The TraceHandle selects an event logger. Specifically, the low 16 bits are the logger ID or are 0xFFFF to select the NT Kernel Logger. This interpretation of 0xFFFF is formalised by the definition of a macro KERNEL_LOGGER_ID in the NTWMI_X.H header in early editions of the Windows Driver Kit (WDK) for Windows 10. If the logger ID does not select an active logger to which the function can arrange exclusive access, the function returns STATUS_WMI_INSTANCE_NOT_FOUND. If the caller does not have the TRACELOG_GUID_ENABLE permission for the logger, the function fails, typically returning STATUS_ACCESS_DENIED.

The function is to configure the logger for receiving the processor performance monitoring counters that are represented by the given profile sources. The implementation can support only so many counters per logger. The maximum was originally a hard-coded 4 that was extended to 8 for Version 1703. The published NTETW.H looks to have this maximum defined as ETW_MAX_PMC_COUNTERS. Starting with Version 1903, the kernel instead learns the maximum from the HAL while initialising. The HAL’s report is obtained via the HalQuerySystemInformation pointer in the kernel’s HAL_DISPATCH, using the new information class HalQueryProfileNumberOfCounters (0x2C).

If the information buffer supplies either no profile sources or more than the maximum, the function returns STATUS_INVALID_PARAMETER. If the logger is set to use paged memory, as from having EVENT_TRACE_USE_PAGED_MEMORY in its logger mode, then the function returns STATUS_INVALID_PARAMETER.

To profile counters, the logger must have an ETW_PMC_SUPPORT structure. If it does not already have one but the function cannot create one, the function returns STATUS_NO_MEMORY.

Each logger can have profile counters set for it just the once.
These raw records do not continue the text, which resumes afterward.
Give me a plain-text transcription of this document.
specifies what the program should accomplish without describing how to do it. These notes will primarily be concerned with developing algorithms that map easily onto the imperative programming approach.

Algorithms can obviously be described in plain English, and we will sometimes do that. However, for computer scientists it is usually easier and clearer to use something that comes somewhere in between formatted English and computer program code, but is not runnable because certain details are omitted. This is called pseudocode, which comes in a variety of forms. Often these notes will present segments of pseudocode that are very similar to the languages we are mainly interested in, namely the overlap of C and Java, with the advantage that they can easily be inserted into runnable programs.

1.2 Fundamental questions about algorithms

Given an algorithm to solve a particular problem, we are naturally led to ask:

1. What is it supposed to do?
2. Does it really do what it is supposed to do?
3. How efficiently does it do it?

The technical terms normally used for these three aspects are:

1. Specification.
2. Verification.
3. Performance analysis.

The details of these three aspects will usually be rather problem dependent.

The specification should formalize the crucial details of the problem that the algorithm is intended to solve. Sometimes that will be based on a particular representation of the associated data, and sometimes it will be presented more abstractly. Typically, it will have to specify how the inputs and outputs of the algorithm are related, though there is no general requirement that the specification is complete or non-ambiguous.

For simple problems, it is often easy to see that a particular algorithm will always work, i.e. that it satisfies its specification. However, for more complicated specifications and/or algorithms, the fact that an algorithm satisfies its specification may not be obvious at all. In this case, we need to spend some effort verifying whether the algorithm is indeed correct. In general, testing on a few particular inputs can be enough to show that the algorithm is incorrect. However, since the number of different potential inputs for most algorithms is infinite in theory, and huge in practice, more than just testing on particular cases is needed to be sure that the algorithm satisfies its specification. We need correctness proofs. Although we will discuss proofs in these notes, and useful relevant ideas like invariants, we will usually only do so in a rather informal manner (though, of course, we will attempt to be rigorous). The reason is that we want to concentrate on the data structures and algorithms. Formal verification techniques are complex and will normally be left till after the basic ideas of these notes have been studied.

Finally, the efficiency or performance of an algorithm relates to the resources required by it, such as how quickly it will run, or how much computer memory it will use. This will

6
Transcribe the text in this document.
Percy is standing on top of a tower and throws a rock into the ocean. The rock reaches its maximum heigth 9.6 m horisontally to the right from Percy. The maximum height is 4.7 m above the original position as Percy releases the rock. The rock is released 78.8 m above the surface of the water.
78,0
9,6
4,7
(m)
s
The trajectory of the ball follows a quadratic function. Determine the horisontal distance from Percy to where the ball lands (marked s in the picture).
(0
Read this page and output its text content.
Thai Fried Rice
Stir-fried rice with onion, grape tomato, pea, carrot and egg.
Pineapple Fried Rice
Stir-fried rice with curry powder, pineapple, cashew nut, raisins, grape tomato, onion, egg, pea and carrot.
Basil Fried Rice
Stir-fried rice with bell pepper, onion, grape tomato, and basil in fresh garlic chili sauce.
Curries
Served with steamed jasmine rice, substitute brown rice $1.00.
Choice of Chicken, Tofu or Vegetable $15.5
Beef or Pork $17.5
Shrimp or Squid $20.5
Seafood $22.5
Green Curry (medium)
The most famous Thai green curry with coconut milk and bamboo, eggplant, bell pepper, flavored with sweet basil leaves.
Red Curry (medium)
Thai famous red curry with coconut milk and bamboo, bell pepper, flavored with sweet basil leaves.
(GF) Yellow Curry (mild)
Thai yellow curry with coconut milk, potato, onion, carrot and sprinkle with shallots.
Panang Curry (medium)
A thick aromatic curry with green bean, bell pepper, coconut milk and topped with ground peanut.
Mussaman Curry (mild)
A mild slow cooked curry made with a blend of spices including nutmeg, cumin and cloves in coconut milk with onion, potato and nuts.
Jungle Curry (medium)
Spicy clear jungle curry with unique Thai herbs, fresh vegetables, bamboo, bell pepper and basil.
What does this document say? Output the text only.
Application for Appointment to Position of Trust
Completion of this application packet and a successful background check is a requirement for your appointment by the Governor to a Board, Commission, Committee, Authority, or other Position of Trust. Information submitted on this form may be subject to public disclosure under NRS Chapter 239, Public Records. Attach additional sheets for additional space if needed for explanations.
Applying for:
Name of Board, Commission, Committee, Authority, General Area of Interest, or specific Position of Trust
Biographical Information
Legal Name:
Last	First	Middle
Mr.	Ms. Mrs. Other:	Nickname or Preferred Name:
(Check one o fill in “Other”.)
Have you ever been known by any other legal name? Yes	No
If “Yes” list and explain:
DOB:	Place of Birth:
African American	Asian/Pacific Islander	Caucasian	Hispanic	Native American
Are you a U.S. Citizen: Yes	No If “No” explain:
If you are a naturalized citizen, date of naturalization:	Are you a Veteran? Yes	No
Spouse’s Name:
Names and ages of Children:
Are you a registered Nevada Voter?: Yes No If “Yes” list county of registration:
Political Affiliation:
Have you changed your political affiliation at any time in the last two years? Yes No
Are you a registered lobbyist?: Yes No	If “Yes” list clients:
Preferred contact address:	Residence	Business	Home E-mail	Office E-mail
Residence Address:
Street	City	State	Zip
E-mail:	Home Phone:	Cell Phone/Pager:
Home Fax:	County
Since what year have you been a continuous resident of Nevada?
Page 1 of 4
Whatever sources are set remain set until the logger is stopped. If the logger already has a source set, the function returns STATUS_WMI_ALREADY_ENABLED.

The profiling is actually done by the HAL. For each currently active processor, the given profile sources are passed to the HAL via the HalAllocatePmcCounterSets pointer in the kernel’s HAL_PRIVATE_DISPATCH.. Failure for any processor is failure for the function.